Bruce recommends IDENTICAL SPEAKERS. In advanced installations a mix of speakers may be used with special connections. See that topic below.

One speaker is easy - select an 8 ohm speaker and connect it to the decoder, with a coupling capacitor, if the decoder manufacturer recommends it. Don't worry about polarity.


One speaker installation

Two speakers - only slightly harder. select IDENTICAL 4 or 8 ohm speakers. If they are mounted side by side or across from each other in an "A" frame, wire them SERIES-AIDING. That means that you connect the positive lead of one speaker to the negative lead of the other and then connect the remaining two terminals to the decoder, through a coupling capacitor, if necessary. The capacitor can be connected BETWEEN the speakers, if that is more convenient! If your speakers are not marked with a polarity mark and are IDENTICAL, you can physically line them up together and mark the terminal on the same side of each of them. Notice that neither terminal is marked in the example below.
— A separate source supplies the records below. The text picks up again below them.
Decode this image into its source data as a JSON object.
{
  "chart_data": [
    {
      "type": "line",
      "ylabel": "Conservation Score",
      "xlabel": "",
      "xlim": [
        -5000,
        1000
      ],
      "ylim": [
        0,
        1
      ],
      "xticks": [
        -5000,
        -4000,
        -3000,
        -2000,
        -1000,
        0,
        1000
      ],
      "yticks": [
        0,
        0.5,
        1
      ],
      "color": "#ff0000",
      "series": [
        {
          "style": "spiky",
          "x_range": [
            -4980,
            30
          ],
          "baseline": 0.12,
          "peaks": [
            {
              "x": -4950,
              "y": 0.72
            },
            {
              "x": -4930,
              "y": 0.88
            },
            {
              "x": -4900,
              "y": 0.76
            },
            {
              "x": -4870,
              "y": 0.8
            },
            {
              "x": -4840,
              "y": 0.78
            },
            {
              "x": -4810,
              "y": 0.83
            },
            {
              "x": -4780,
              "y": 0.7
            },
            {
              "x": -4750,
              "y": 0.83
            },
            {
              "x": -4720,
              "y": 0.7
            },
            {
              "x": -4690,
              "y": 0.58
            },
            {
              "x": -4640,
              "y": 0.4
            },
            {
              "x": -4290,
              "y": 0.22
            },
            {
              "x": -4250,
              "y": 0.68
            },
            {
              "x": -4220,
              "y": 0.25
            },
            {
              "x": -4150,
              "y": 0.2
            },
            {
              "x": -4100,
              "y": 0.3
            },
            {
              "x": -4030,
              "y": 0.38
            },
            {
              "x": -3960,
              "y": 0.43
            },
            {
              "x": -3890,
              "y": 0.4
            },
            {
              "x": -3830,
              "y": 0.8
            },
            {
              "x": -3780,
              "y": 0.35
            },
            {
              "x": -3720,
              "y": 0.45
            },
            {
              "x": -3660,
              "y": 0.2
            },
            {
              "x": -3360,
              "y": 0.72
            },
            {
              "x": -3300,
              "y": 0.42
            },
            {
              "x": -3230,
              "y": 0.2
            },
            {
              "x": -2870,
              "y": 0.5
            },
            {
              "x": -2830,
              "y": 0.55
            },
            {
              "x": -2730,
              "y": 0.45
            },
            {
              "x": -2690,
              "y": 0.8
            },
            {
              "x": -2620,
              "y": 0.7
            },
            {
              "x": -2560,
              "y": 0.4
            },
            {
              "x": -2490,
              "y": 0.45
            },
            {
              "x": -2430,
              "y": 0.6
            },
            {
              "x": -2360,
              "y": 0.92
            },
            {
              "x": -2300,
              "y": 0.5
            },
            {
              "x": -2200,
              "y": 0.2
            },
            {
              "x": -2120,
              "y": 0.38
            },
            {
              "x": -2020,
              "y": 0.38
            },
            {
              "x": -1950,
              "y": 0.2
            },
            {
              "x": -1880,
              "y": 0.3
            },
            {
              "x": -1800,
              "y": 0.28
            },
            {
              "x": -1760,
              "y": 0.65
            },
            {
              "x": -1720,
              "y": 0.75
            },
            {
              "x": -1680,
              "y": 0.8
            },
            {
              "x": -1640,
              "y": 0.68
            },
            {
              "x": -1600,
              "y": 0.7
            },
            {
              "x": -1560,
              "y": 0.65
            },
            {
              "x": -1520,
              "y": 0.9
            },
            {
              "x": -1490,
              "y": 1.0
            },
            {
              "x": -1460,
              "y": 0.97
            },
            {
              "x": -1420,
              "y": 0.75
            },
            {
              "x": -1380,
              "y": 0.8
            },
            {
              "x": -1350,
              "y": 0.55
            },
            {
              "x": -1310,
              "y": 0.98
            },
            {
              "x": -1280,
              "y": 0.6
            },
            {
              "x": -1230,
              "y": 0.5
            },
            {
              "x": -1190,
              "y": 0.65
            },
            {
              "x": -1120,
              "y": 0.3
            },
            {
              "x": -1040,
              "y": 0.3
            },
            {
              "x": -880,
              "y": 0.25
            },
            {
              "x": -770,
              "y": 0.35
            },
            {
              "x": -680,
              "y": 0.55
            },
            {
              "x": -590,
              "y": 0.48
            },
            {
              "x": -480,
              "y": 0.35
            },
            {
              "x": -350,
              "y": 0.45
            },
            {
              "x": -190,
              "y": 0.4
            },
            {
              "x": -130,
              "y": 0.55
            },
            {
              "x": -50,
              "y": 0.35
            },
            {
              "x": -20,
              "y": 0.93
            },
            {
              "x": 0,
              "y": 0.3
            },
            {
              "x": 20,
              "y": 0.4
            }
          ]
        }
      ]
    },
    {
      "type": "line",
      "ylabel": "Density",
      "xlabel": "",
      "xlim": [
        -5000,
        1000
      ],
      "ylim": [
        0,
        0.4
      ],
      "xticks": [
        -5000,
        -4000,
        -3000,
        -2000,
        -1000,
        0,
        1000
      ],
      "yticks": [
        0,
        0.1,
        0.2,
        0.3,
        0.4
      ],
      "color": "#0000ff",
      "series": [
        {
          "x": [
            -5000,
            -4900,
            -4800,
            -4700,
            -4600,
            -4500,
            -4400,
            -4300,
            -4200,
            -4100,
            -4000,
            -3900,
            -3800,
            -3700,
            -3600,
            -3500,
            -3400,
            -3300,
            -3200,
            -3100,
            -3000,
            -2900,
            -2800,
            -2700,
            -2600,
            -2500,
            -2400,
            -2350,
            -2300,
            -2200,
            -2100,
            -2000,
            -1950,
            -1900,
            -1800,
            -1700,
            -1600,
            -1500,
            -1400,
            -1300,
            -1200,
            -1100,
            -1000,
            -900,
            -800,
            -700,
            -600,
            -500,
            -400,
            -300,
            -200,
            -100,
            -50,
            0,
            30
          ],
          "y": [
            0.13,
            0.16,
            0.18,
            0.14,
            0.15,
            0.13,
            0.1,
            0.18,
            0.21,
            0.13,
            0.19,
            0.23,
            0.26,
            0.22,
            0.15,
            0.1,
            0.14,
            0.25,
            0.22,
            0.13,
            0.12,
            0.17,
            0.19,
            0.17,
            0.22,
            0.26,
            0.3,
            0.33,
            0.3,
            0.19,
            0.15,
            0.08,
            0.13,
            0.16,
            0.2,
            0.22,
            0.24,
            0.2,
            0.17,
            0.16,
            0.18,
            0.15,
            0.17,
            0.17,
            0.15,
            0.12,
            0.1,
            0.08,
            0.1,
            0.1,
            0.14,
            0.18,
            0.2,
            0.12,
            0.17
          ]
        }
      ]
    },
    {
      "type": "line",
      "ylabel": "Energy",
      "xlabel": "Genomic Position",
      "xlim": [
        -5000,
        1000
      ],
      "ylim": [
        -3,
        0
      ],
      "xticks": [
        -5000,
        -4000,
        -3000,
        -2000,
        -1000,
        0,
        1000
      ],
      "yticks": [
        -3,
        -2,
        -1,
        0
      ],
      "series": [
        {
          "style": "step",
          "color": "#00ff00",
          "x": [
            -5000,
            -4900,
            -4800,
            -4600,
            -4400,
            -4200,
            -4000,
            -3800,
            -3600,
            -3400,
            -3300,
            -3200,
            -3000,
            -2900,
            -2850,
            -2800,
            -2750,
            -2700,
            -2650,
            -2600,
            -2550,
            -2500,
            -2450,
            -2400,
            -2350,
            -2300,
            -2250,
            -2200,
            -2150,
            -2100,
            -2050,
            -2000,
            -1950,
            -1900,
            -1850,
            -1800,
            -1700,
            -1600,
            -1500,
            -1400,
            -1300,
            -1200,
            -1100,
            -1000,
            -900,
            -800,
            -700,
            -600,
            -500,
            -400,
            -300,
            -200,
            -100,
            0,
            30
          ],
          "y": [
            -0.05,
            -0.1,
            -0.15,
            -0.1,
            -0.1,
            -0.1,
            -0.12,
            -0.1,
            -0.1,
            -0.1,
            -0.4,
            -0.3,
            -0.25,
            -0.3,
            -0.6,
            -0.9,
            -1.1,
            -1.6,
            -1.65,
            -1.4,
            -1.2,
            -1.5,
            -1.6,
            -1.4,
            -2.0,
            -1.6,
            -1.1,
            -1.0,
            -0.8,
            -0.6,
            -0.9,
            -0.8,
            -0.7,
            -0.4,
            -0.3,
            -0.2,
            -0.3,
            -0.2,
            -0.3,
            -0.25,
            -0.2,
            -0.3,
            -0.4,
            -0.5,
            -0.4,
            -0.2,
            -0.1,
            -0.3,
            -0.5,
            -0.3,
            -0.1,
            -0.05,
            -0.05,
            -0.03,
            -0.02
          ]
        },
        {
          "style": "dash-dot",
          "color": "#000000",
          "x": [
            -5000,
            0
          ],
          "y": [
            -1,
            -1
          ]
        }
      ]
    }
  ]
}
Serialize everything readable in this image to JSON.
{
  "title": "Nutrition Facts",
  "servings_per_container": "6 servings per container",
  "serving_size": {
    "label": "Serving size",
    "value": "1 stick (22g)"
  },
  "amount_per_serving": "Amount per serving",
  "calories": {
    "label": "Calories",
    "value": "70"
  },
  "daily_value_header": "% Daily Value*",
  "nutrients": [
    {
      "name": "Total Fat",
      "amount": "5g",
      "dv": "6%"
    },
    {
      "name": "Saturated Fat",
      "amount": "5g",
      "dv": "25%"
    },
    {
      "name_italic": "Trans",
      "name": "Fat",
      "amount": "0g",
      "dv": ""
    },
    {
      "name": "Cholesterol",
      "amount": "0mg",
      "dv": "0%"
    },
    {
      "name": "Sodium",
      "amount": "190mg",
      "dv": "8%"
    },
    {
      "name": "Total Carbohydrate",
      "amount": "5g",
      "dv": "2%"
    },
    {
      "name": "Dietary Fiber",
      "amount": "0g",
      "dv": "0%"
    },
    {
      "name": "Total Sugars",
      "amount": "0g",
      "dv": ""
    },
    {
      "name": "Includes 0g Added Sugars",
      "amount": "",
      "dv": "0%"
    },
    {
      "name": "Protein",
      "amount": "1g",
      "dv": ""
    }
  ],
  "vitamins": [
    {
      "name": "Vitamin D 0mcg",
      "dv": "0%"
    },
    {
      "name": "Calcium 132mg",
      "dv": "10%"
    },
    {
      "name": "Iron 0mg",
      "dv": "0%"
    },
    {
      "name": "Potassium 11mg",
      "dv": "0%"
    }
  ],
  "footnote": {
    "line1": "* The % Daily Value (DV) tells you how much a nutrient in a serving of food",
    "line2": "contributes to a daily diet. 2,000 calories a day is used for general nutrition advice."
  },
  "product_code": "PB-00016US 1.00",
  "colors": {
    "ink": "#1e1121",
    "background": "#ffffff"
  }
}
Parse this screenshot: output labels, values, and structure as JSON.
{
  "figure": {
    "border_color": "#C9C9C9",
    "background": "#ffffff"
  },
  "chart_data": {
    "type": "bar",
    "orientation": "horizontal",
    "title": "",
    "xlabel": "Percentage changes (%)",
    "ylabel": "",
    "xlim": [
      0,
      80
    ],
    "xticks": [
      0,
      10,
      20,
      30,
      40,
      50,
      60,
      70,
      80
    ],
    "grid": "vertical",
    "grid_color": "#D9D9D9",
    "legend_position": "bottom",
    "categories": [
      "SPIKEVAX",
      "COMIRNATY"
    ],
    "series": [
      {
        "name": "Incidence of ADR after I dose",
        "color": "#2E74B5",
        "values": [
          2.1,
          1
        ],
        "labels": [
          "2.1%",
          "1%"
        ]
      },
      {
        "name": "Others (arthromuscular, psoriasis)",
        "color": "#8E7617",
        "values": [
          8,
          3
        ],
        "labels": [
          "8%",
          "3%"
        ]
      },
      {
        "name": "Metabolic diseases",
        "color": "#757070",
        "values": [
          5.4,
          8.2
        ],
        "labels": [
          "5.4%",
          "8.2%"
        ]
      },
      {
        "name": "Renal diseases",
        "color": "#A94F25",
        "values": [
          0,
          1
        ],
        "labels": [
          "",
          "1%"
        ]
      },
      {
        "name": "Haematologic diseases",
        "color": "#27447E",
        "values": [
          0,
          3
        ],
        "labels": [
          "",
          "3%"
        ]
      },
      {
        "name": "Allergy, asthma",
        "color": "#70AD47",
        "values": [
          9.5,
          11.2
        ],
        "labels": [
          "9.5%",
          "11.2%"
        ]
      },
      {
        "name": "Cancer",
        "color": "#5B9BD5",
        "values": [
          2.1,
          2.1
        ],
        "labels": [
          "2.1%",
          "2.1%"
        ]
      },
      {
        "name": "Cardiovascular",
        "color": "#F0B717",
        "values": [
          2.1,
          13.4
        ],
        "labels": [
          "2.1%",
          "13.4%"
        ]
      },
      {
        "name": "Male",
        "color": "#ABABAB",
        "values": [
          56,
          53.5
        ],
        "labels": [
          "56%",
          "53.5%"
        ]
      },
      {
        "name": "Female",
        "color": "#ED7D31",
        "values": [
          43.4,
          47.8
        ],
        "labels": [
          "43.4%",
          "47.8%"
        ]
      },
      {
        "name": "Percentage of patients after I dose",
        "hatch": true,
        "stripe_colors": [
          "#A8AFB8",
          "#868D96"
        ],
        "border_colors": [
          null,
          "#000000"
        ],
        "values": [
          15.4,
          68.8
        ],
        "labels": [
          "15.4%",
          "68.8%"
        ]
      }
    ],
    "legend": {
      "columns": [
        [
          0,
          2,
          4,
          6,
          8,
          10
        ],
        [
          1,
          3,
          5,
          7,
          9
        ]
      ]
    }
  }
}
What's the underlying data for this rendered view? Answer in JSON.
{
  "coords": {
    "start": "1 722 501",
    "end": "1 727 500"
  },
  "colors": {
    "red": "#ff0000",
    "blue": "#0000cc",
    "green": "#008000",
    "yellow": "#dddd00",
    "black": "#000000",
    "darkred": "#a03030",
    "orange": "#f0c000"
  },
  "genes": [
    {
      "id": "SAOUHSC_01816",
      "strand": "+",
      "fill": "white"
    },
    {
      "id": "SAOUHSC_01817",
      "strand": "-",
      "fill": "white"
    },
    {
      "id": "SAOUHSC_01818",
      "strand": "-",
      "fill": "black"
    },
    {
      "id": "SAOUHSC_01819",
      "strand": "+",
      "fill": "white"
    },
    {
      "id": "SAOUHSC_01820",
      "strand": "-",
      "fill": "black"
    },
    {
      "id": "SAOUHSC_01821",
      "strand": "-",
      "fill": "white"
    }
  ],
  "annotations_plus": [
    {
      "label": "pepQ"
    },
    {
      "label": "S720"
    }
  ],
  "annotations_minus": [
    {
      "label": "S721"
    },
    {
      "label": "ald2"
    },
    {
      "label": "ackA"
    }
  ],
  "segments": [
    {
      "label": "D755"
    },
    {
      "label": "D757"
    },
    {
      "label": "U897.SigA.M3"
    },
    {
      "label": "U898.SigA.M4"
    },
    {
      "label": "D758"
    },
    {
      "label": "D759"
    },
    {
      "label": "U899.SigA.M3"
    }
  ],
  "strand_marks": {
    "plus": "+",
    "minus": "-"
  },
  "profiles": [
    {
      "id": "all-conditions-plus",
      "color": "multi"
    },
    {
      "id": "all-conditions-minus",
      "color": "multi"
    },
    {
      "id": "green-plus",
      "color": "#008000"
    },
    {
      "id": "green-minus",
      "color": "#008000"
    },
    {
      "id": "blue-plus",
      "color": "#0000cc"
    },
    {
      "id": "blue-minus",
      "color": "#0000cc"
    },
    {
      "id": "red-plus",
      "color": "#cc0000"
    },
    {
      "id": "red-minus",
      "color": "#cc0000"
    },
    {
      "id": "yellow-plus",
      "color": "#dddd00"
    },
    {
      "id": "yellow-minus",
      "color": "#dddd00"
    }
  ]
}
Two speakers in series-aiding (wired in phase)

Two four ohm speakers will give an 8 ohm load when wired this way. Two 8 ohm speakers will provide a 16 ohm load.


Four speakers in series-aiding / parallel (wired in phase)

Four speakers are easy, too! If you have the room this is a FANTASTIC installation. The customer whose loco is shown HERE is still raving about the sound! You simply wire two sets of 8 ohm speakers in series, as shown above and then connect them in parallel as shown below. This provides the desired 8 ohm load.


Here is a photo of a 4 speaker series parallel array for an O scale F3A.

Three speakers are only practical when you have four ohm speakers available. When Bruce ran Litchfield Station, he stocked them whenever he could find appropriate ones. With the release of the LokSound Select and its tolerance of 4 ohm loads, LokSound has released more sizes. Wire the three 4 ohm speakers in series, just as shown for two speakers above. The resulting impedance is 12 ohms, fitting the design criteria.

Can I mix a large and a small speaker somehow?

If you wire non-identical speakers as shown above, your results will be limited by the weakest speaker in each series link. Think about water flowing through a ditch. It will be limited by the narrowest point of the ditch!

If you want to do a "woofer" and "tweeter" installation, you will need specific information for the speakers you are dealing with. We suggest you NOT attempt one of these unless you are studied in acoustic design and electronics, or have SPECIFIC INSTRUCTIONS for your type of acoustic design and speakers. Preferably, hear an installation you like and get the EXACT information to precisely duplicate it.